Menteri Koordinator Bidang Pembangunan Manusia dan Kebudayaan (PMK) Puan Maharani menolak bantuan dari luar guna membenahi kondisi Badan Penyelenggara Jaminan Sosial (BPJS) Kesehatan. Pernyataan ini merespons Menteri Koordinator Bidang Kemaritiman Luhut Binsar Pandjaitan yang menyebut perusahaan Tiongkok, Ping An Insurance, siap membantu BPJS Kesehatan berbenah.

Puan mengatakan, pemerintah tak menutup kemungkinan adanya usul kerja sama dan saran dari pihak lain. Namun, hal yang terpenting dilakukan saat ini adalah menyelesaikan permasalahan internal BPJS Kesehatan terlebih dahulu.

"Boleh saja kalau ada usulan, tapi sampai kini tidak akan kami lakukan," ujar Puan di Gedung Dewan Perwakilan Rakyat (DPR) RI, Jakarta, Kamis (29/8).

(Baca: Luhut Serahkan Kerja Sama BPJS dan Asuransi Tiongkok ke Menteri Puan)

Puan juga membantah adanya kerja sama dengan pihak manapun untuk menyelesaikan masalah defisit keuangan BPJS Kesehatan.
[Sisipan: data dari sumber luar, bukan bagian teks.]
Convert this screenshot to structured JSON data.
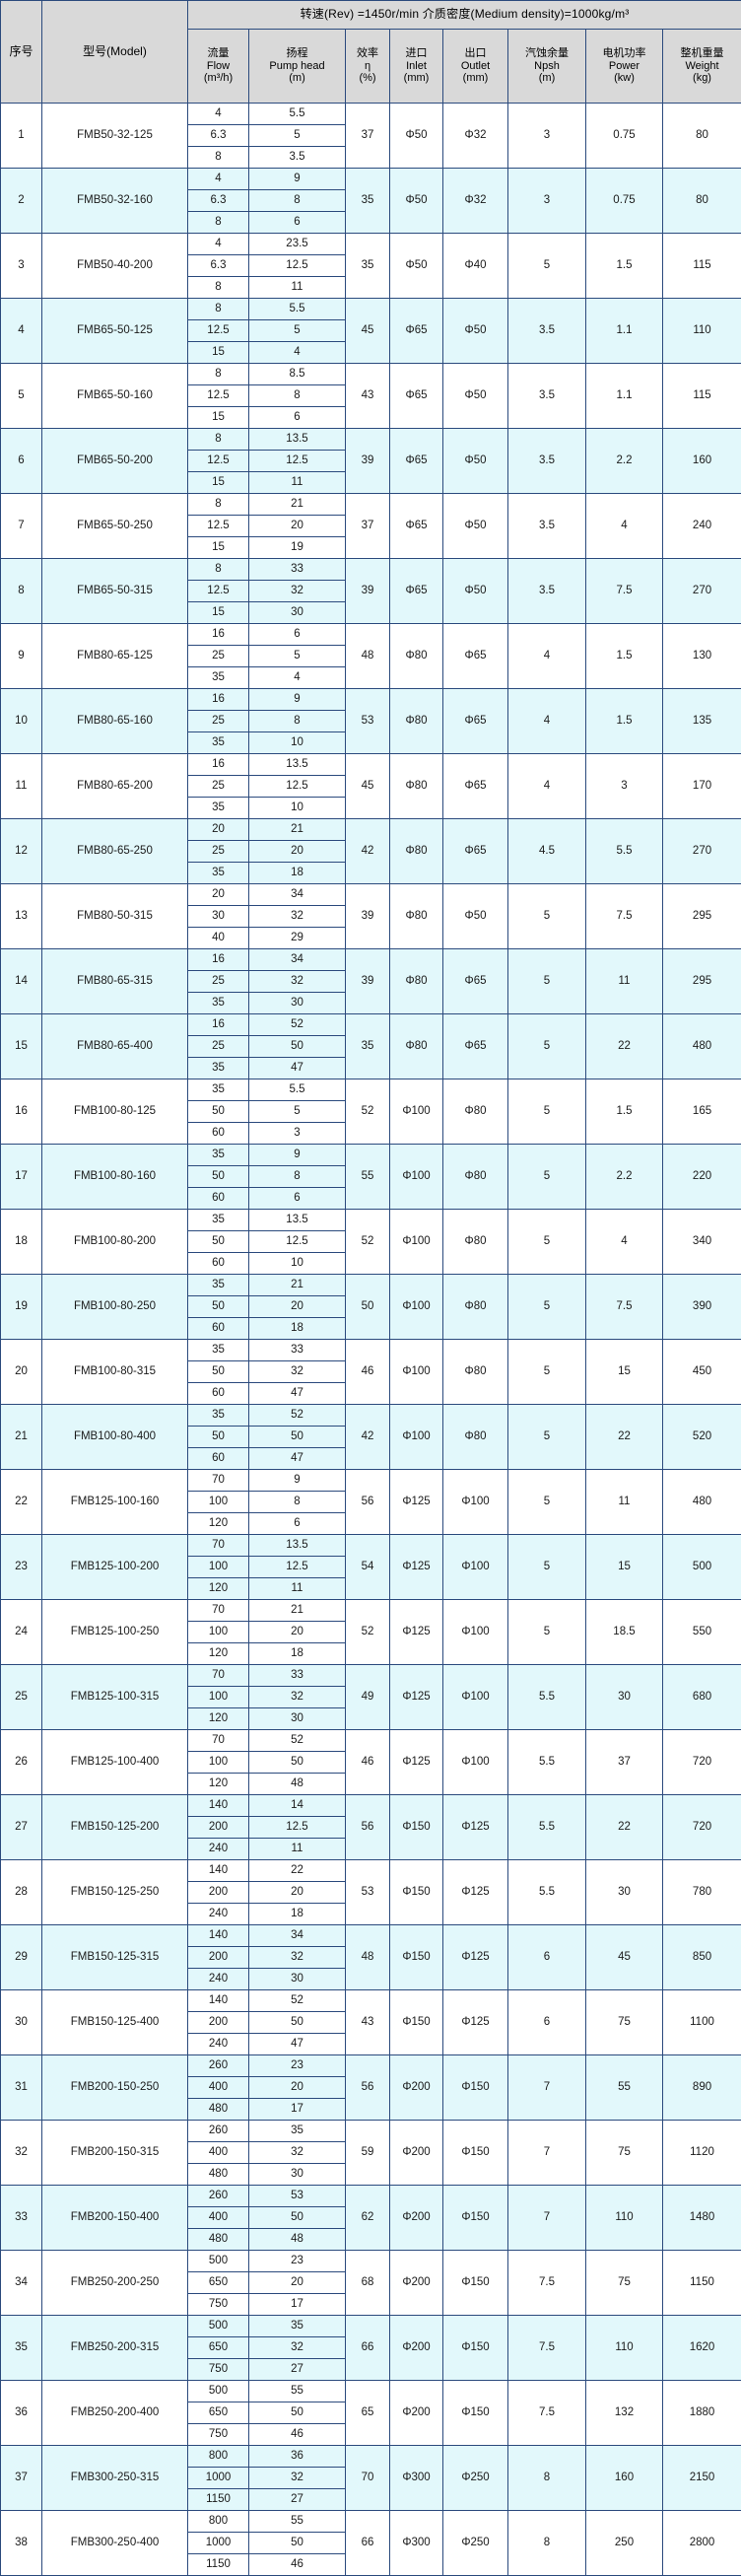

Menurutnya, hingga saat ini pemerintah masih mampu mengatasi masalah pada penyelenggara jaminan sosial tersebut.

“Kami (pemerintah) akan fokus mengurus BPJS di Indonesia," katanya

Sebelumnya, Luhut mengaku telah mempertemukan BPJS Kesehatan dengan Ping An Insurance untuk mencari cara meningkatkan efisiensi sistem jaminan kesehatan. Apalagi, pengguna peserta asuransi asal Tiongkok itu mencapai 403 juta orang. Angka tersebut jauh lebih tinggi dari BPJS Kesehatan yang hanya beranggotakan 222 juta orang.

"Keputusannya ada di tangan BPJS. Menko Puan Maharani pun sudah mendapat laporannya," kata Luhut dalam keterangan tertulisnya.

(Baca: Sri Mulyani: Iuran Tak Naik, BPJS Kesehatan Defisit Rp 32,8 Triliun)

Defisit yang dialami BPJS Kesehatan berpotensi menembus Rp 32,8 triliun tahun ini. Saat ini kenaikan iuran peserta pun dinilai menjadi salah satu jalan keluar yang bisa ditempuh guna mengantisipasi bengkaknya defisit keuangan pada lembaga tersebut. 

“Jika iuran tetap sama, peserta seperti yang ditargetkan, dan proyeksi rawat inap serta rawat jalan terbaru, defisit hingga akhir tahun dapat mencapai Rp 32,8 triliun," ujar Menteri Keuangan Sri Mulyani beberapa hari lalu.